Making The Case For Remote Work


I’ve been a digital nomad for a long time. In the 1990s, I began using one of the first wireless modems while publishing a technical newsletter and working on computer books. The signal was too weak to work from home, but the nearby Starbucks happened to be close enough to one of the transmitters that I could actually get by on my laptop. It unfortunately presaged a serious caffeine addiction that I’m still fighting today, but I loved the way that I could get several hours of productive work done a day without the hassle of thrice daily meetings, impromptu check-ins, and two hours a day spent navigating the highway just to get to my place of work.

Over the next thirty years, I alternated back and forth between being office-bound and working remotely, though, save for a brief and fairly disastrous stint on site lasting about five months, I’ve pretty much become a permanent remote worker. It helps that most of the careers that I have had lend themselves well to remote work: writing, teaching, programming, design, journalism and so forth where the expectation is that you will likely end up spending several hours a day focused on intellectual tasks. This also requires a certain amount of discipline, as the online world in particular can prove to be particularly seductive at sapping away your attention.

There are all manner of digital nomads. There are the weekend-warriors, people who drop out one or two days a week, staying at home or the nearby coffee shop rather than getting onto the highway and battling cross-town traffic. There are the time-shifters, who trade coming in a bit later so that they aren’t spending their time battling traffic, usually in exchange for taking work home.

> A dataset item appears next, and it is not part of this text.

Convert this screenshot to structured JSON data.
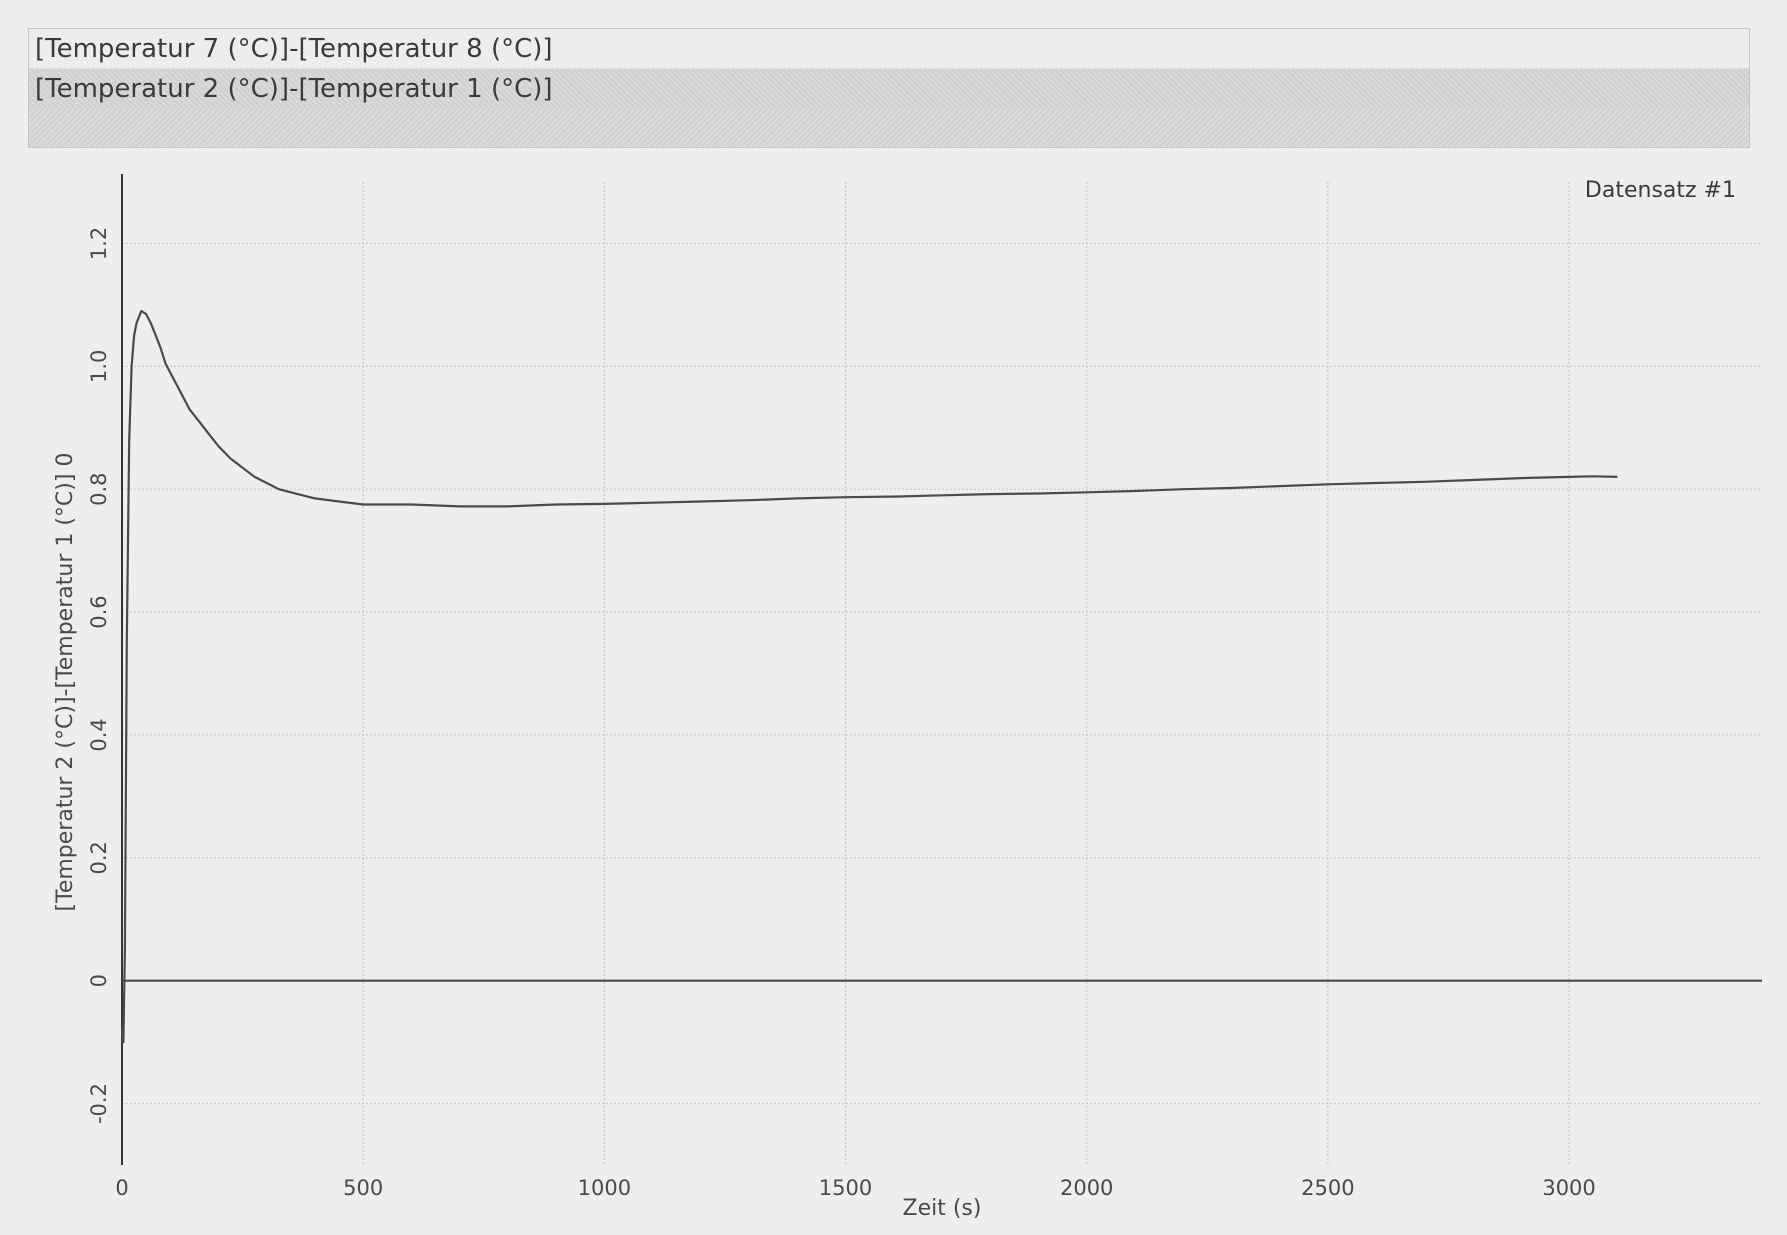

There are those like me, (the homebodies) who work mostly from home and very (very) occasionally flies to a client’s site for a week or two, and there are the true nomads, those who live on the road, working from an RV or boat, and then camping at a client’s when they need to be onsite (call them travellers).

What they all have in common is that they have generally made the realization that the most valuable commodity they have is time, and that the internal politics of nearly all businesses interfere with their ability to manage that commodity.